Het verbeteren van de energie-efficiëntie is één van de manieren om de klimaatdoelen te halen. Een andere effectieve manier is om de verbranding van fossiele brandstoffen sneller terug te dringen. Fossiele brandstoffen domineren het energieverbruik in de EU met een aandeel van 67% in de energiemix. Daarmee blijft de uitstoot van BKG relatief hoog. Het hoofddoel van de EU is om deze uitstoot in de komende jaren sterk te verminderen. In 2030 moeten de BKG-emissies in de EU 55% lager liggen dan het niveau in 1990, in 2040 heeft de EC een niveau voor van 90% onder het niveau van 1990 voorgesteld (zie ook onze analyse hier) en het streven voor 2050 is klimaatneutraliteit. Om dit te bereiken hebben zowel de opwekking van hernieuwbare energie als een verdere toename van de energie-efficiëntie een prominente rol. Energie-efficiëntie is hierin een even belangrijk onderdeel van de klimaatdoelen van de EU en de overgang naar een schoon energiesysteem als hernieuwbare energie.

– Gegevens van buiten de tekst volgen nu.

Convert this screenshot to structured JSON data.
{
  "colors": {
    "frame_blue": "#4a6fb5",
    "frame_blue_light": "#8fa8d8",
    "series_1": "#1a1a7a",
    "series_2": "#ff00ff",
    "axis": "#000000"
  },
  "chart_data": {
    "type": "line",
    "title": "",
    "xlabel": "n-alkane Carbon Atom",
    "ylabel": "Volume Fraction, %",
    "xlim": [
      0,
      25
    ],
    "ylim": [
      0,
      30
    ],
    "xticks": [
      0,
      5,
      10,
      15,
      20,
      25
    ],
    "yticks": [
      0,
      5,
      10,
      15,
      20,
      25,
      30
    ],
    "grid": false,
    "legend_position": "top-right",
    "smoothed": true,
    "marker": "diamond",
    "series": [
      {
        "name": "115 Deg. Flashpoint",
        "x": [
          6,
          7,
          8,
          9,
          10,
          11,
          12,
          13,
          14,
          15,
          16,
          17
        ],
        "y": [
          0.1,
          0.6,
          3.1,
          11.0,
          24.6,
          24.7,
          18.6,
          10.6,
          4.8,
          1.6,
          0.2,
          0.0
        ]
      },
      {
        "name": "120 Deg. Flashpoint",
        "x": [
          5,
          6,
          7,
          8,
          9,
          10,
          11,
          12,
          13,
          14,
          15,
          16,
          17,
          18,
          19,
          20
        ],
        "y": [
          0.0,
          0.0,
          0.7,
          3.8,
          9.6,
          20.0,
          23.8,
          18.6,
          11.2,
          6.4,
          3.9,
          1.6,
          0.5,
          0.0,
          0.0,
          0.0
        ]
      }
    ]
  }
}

Daarnaast zijn zowel energie-efficiëntie als hernieuwbare energie ook onderdeel van de Global Pledge als resultaat van de COP28 (december 2023). Bij die klimaatconferentie is een verdubbeling van de energie-efficiëntieverbetering van ongeveer 2% per jaar tot meer dan 4% per jaar tegen 2030. Eerder constateerde we dat de gemiddelde toename van de energie-efficiëntie in de EU op circa 1,6% per jaar ligt, wat nog onvoldoende is om de COP28 afspraken te halen. Daarnaast is overeengekomen dat er een verdrievoudiging van de mondiale geïnstalleerde capaciteit van hernieuwbare energiebronnen gerealiseerd moet worden. Het sluit deels aan bij de nieuwe richtlijn van de EC (in de Renewables Energy Directive, RED), waarbij het doel is om tegen 2030 circa 42,5% aandeel hernieuwbare energie te hebben. Op basis van de post-Parijs trendgroei in de opwekking van energie uit hernieuwbare bronnen kan echter een aandeel van 30% in de energiemix in 2030 worden gehaald. Om de hernieuwbare transitie kracht bij te zetten, heeft de EC na de COP28 toegezegd om EU 2,3 miljard extra te investeren om ook landen buiten de EU te ondersteunen. Het draagt bij aan het halen van de klimaatdoelen, maar de kans is groot dat er meer investeringen nodig zijn voor de opwekking van hernieuwbare energie en de extra maatregelen om de energie-efficiëntie te stimuleren.